I am slowly closing down 4 of my smaller tanks to purchase either a 75G or 65G Breeder tank to go with my two 40G breeders.

Let me know where the next meeting might be. I'm finally getting around better.

PICKUP ONLY


----------



## kimcadmus (Nov 23, 2008)

Hi Mike,

Glad to hear you are getting around. We have missed ya.
The next meeting will be at Fish Gallery in Dallas.

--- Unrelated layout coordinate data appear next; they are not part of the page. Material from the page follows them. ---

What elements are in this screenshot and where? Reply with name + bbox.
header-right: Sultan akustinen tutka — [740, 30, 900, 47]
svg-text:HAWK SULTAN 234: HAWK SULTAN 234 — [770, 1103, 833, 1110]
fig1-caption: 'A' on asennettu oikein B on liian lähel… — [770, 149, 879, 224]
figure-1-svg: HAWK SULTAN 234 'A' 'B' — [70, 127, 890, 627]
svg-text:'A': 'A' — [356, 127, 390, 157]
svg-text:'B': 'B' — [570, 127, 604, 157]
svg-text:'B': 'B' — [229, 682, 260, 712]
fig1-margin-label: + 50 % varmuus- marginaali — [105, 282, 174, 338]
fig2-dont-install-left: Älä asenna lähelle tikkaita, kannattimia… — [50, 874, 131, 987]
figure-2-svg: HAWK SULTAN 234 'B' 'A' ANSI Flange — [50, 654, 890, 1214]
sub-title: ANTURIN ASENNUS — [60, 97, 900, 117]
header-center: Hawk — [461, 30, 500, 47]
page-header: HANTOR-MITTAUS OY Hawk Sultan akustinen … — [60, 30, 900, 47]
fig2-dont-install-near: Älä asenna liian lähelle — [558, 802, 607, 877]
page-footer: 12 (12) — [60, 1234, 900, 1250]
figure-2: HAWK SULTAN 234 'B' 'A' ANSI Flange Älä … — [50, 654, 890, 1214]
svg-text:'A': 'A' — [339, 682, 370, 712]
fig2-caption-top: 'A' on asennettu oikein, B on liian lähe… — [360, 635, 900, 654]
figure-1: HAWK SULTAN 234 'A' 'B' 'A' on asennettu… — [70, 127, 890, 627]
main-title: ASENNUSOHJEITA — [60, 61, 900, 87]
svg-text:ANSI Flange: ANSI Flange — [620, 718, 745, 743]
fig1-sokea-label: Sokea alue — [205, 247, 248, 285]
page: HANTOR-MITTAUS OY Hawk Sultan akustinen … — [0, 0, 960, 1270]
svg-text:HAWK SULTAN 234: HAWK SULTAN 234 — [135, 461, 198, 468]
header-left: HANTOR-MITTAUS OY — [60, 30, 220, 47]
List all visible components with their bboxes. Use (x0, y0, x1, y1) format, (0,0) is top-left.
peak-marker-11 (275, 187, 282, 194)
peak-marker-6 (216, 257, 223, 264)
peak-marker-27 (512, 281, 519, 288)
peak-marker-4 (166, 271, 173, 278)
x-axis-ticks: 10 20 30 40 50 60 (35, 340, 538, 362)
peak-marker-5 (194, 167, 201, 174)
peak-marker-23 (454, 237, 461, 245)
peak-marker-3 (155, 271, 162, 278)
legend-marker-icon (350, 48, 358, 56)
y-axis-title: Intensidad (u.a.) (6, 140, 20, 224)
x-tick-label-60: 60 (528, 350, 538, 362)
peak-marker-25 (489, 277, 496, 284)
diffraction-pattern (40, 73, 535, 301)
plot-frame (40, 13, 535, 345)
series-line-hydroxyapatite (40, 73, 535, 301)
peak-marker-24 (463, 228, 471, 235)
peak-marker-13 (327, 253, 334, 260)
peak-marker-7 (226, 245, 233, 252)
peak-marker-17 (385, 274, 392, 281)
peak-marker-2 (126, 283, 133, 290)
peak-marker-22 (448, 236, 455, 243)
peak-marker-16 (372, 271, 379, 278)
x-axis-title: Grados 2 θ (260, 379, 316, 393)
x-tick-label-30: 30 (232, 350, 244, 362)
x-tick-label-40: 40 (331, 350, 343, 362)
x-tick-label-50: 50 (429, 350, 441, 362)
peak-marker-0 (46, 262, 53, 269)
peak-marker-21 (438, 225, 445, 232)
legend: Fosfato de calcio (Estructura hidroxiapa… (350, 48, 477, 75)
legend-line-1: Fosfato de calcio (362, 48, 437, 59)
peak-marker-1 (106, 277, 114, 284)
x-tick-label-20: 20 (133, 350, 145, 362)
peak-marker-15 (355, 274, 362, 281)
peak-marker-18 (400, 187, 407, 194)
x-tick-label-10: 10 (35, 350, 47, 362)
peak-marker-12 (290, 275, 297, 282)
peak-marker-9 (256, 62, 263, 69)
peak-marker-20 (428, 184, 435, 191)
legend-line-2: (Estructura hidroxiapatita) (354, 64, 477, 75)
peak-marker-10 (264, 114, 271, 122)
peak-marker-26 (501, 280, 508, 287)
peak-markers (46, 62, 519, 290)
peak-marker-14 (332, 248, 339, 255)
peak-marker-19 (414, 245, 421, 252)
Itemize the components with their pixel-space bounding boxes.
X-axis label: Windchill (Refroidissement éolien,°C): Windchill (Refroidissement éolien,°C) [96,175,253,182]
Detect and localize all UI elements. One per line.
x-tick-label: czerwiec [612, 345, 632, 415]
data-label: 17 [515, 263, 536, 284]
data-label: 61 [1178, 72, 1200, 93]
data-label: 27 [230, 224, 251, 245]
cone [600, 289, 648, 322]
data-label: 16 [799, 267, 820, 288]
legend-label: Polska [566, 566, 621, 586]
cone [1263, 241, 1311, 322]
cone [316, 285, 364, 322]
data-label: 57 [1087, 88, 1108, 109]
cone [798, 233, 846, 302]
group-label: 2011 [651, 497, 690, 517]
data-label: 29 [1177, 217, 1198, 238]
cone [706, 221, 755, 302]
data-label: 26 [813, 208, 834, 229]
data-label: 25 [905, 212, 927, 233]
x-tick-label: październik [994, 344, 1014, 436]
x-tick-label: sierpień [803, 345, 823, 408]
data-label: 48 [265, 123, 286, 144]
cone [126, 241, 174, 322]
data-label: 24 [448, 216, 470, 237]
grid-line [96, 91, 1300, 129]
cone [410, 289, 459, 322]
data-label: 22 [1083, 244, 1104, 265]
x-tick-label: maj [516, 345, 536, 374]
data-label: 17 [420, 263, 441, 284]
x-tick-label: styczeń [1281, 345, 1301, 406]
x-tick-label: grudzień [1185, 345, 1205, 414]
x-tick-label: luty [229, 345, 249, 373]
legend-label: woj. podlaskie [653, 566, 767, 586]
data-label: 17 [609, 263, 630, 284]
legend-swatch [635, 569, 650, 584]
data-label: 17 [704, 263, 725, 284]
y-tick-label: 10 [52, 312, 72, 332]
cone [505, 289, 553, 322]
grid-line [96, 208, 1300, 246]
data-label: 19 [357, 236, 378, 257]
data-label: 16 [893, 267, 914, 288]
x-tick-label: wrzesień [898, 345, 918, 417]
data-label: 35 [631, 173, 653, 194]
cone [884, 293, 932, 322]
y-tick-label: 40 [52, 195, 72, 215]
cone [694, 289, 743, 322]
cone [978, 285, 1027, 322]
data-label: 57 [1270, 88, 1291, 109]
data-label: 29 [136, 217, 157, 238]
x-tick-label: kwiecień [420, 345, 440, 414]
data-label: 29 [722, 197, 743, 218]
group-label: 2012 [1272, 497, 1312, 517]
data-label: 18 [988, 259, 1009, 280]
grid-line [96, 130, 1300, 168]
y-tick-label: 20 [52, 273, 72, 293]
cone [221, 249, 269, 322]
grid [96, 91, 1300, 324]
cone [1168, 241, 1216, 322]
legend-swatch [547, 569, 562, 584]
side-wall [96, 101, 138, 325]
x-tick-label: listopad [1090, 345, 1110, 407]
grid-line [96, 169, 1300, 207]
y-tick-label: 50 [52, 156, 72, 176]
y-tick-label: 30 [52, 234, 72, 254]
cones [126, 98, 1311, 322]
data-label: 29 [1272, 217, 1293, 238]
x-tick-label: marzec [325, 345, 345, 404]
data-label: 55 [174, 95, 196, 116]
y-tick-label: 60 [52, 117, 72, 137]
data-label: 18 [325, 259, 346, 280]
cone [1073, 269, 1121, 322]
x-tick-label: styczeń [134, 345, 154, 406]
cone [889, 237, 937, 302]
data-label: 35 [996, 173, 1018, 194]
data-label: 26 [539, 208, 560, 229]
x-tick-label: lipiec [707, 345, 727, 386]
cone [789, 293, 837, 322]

Date: Sunday, February 19, 2012

Time: 1-3pm

Topic: "Fish for Planted Aquaria"

Location: Fish Gallery - Dallas
6955 Greenville Ave, Dallas, TX 75231

http://www.aquatic-plants.org/meetings.html

Not sure if I have anything you would want in trade. Let me know what you are looking for. I would be interested in some Tonina and L. cuba.


----------



## wwh2694 (Aug 15, 2008)

Hey Mike. Nice to hear from u again. Glad u can go around better. Sure i would like to pick some of those plants. I will be off on the 19 and probaby going to the meeting this time. PM sent. Thanks again mike.


----------



## digital_gods (Apr 23, 2010)

Hey Mike,

What are you looking for? I'm interested in Ludwigia Cuba. The last bunch you sent me got misplaced at the meeting. 

Regards,

Robert


----------



## Michael (Jul 20, 2010)

Todd, I've moved your post to the "plant and fish request" thread for the February meeting. More people will see it there.

Welcome to APC!


----------